I would have liked to see a comparison of what x86 instruction set extensions are supported by the respective compatibility layers (especially the SIMD extensions), an overview of the general techniques used by the compatibility layers (ie. ahead-of-time translation or JIT or instruction-by-instruction emulation or a mix of techniques) and how much caching of translations affects first-run performance vs subsequent runs, and comparison of both single-threaded and multi-threaded workloads (because ARM’s weaker memory model than x86 is a major challenge for translating multi-threaded code with low overhead).
because ARM’s weaker memory model than x86 is a major challenge for translating multi-threaded code with low overhead
As someone else here has pointed out, Windows on ARM emulation ignores this by default and just accepts the possibility of wrong results or app crashes.
So, you’re likely not going to see much performance difference, but…
This video entirely misses the point. The x86 emulator (technically a transpiler) is just a part of equation. The important thing is that Apple emulates some of the x86 behavior in hardware. And it’s not something a software emulator can do, at least not without significant performance problems. As far as I know, current Windows on ARM ”cheats” by pretending memory order is not a problem. This works until it doesn’t, as some software will crash or produce incorrect results. Microsoft has different emulation levels as described in their support docs, each with those come with increasing performance cost. As Qualcomm did not announce technology to safely emulate x86, I assume they don’t have it. Which would mean the same clusterfuck of crashing and incompatible software Windows on ARM has to deal with now.
https://learn.microsoft.com/en-us/windows/arm/apps-on-arm-program-compat-troubleshooter
There is a post in r/hardware from just a few days ago showing that the hardware features only have a small impact on performance, not a “significant” one.
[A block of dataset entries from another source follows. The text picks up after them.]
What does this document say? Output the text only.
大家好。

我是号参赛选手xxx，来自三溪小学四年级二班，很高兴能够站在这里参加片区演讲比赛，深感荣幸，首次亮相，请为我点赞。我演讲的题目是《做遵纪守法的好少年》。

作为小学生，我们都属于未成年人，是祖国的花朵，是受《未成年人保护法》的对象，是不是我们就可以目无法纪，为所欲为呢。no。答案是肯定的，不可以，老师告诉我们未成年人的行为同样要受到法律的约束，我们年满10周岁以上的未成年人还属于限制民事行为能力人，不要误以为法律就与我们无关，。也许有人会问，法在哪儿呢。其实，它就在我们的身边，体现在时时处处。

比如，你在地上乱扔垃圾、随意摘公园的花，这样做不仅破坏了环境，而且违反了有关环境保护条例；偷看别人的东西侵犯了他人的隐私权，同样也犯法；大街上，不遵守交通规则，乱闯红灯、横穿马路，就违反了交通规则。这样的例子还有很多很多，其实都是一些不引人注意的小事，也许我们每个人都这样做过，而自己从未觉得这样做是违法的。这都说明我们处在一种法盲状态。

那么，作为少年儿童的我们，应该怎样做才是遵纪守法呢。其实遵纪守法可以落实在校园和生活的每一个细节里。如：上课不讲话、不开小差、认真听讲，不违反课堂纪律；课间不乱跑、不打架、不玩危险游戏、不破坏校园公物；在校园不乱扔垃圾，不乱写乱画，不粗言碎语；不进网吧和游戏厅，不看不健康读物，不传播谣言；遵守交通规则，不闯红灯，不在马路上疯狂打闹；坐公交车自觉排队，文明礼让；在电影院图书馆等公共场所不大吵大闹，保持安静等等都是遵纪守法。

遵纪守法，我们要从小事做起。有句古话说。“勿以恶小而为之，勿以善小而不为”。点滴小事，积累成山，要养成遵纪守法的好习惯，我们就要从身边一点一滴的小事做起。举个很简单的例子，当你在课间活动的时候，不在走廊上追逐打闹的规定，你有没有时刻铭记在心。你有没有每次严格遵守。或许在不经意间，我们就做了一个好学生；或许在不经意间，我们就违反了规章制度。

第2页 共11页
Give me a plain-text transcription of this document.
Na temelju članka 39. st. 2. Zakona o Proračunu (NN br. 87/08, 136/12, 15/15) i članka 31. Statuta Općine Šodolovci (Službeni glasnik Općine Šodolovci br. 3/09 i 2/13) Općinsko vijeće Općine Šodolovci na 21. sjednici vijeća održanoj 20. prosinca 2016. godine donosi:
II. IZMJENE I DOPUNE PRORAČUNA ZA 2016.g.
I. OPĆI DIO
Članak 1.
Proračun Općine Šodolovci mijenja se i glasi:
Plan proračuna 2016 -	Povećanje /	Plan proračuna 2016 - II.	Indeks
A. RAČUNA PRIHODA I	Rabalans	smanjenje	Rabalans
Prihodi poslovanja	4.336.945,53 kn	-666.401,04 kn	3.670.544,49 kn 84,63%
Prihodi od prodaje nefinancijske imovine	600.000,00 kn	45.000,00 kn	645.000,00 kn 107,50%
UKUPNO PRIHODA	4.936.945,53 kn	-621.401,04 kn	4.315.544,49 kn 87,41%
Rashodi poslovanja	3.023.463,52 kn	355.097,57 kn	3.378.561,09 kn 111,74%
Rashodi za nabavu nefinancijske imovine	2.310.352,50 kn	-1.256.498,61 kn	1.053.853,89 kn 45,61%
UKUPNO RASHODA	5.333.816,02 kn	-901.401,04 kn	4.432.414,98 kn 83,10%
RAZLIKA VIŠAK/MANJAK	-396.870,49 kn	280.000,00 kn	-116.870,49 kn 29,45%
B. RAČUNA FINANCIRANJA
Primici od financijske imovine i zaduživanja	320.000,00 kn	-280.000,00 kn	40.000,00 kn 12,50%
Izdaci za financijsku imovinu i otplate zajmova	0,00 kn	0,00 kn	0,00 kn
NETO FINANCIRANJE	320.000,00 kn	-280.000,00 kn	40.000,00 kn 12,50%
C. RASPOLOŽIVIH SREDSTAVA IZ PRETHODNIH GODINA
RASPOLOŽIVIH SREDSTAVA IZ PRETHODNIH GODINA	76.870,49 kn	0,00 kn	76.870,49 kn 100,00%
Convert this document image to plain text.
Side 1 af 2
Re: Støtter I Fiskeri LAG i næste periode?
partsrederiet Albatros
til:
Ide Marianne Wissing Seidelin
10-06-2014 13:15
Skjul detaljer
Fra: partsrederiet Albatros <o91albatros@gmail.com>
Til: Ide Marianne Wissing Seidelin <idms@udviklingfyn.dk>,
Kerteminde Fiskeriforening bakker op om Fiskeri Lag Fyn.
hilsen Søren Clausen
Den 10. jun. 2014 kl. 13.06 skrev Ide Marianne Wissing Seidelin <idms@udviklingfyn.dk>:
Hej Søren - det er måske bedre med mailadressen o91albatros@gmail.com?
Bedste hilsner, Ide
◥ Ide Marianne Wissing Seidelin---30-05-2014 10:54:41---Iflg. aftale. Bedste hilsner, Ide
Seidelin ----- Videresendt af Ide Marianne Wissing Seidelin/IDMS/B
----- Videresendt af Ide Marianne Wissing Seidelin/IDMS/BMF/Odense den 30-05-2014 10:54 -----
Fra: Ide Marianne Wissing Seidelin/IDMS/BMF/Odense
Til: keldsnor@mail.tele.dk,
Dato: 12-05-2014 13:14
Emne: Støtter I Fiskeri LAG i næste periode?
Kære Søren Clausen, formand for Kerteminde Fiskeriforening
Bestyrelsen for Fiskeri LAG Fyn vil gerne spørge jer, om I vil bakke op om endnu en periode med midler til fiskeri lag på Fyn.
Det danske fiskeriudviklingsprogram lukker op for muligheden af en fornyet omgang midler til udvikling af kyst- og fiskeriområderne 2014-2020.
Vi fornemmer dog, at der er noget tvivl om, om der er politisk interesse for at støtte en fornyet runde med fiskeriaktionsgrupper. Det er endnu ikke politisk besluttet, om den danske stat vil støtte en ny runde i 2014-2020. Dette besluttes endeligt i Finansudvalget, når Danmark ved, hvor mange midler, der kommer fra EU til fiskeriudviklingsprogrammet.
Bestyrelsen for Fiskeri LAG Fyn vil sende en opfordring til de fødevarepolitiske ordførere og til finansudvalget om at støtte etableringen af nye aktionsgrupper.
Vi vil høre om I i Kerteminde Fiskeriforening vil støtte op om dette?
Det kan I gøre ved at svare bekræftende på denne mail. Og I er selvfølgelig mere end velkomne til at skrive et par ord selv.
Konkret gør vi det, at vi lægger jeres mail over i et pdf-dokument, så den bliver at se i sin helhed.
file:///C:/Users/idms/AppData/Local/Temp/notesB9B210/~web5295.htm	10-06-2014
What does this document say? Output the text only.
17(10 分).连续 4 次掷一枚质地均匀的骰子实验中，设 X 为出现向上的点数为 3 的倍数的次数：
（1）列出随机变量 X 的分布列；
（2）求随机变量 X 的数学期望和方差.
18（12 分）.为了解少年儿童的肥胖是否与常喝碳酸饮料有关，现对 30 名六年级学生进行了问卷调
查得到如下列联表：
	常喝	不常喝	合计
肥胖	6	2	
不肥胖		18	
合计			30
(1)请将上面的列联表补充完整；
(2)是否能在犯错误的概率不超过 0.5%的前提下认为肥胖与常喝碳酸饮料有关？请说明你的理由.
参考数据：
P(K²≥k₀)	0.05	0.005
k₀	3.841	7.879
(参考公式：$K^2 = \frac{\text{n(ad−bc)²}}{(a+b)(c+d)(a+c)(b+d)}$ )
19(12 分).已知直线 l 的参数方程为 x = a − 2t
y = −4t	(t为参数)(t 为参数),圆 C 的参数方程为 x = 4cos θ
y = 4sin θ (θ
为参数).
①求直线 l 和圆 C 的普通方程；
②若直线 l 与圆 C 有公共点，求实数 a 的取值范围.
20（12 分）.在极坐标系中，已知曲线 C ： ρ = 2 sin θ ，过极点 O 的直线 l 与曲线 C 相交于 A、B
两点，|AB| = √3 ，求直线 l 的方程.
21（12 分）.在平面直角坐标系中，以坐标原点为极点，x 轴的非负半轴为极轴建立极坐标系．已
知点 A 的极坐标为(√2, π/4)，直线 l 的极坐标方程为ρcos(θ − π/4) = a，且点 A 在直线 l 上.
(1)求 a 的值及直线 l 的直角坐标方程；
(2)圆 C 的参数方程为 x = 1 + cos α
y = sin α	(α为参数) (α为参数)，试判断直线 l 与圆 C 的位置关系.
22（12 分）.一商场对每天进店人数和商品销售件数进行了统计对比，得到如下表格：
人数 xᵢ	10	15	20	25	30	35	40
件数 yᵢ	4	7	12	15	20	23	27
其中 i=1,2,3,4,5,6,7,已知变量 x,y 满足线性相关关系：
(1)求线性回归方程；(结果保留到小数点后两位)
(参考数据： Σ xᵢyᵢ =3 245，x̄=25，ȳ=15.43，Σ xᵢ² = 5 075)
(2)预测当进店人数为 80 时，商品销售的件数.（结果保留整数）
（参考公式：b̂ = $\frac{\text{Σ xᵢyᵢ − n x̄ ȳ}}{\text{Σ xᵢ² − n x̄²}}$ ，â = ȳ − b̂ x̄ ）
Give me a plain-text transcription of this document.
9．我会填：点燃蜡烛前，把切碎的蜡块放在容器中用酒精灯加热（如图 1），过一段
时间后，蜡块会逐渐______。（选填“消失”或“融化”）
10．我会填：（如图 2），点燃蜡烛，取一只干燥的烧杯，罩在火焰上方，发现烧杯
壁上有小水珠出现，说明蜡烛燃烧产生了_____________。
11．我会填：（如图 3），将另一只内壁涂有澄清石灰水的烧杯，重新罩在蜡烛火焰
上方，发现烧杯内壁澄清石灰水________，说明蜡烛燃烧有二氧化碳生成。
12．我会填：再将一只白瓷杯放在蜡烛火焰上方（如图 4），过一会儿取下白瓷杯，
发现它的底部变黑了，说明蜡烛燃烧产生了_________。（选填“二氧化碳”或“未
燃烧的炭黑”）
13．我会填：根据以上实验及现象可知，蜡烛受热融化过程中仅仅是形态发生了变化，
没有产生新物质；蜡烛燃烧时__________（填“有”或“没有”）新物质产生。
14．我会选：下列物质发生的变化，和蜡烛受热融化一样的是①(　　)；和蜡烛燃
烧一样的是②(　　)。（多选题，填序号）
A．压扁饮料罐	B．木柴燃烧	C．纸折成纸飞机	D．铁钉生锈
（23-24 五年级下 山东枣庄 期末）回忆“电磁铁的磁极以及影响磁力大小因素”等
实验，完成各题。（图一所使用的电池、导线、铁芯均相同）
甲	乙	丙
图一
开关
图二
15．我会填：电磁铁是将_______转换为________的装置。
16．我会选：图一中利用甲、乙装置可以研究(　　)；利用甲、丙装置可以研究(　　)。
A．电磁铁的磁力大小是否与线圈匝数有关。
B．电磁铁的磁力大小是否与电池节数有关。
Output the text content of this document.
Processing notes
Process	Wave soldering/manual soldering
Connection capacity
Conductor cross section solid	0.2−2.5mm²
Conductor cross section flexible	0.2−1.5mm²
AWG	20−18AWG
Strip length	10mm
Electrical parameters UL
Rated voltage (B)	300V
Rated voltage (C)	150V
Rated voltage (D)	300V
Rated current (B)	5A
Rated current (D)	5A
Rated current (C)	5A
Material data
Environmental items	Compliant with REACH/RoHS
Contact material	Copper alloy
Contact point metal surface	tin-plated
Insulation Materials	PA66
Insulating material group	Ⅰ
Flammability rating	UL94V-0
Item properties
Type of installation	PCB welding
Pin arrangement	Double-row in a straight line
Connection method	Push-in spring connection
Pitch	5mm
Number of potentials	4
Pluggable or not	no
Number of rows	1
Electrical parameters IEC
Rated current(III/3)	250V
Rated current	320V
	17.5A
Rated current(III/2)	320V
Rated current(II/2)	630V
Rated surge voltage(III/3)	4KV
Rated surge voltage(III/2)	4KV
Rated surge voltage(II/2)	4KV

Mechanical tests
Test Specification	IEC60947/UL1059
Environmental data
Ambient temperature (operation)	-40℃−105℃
One could enable the “very strict” option above and see which tests have their performance impacted and how much.
As far as I know, current Windows on ARM ”cheats” by pretending memory order is not a problem.
Indeed, as your link confirms:
These settings change the number of memory barriers used to synchronize memory accesses between cores in apps during emulation. Fast is the default mode, but the strict and very strict options will increase the number of barriers. This slows down the app, but reduces the risk of app errors. The single-core option removes all barriers but forces all app threads to run on a single core.
Very good catch!
Windows emulation is less likely to get rugpulled out from under your feet by Microsoft, whereas history show Apple will do just that in a few years and remove the translation layer to mess with people/devs (‘cattle loses discipline without flogging’ Apple style).
So I’d say it wins on that ground.
It’s mainly a difference in philosophy. Apple has long seen translation/compatibility layers as exclusively transitional rather than something that can be leaned on indefinitely, because even the best of that kind of technology comes at a cost to performance and efficiency, not to mention if you let it hang around for too long you can end up with multiple compatibility modes in play which compounds those losses.
As such, they push devs to release updated binaries that run natively. This isn’t a difficult for the vast majority of Apple platform apps, usually involving little more than ticking a new arch checkbox in Xcode thanks to AppKit/UIKit long having been architecture-agnostic. The software that suffers tends to be cross platform, where major assumptions have been made (“I don’t need to think about anything but x86” and similar).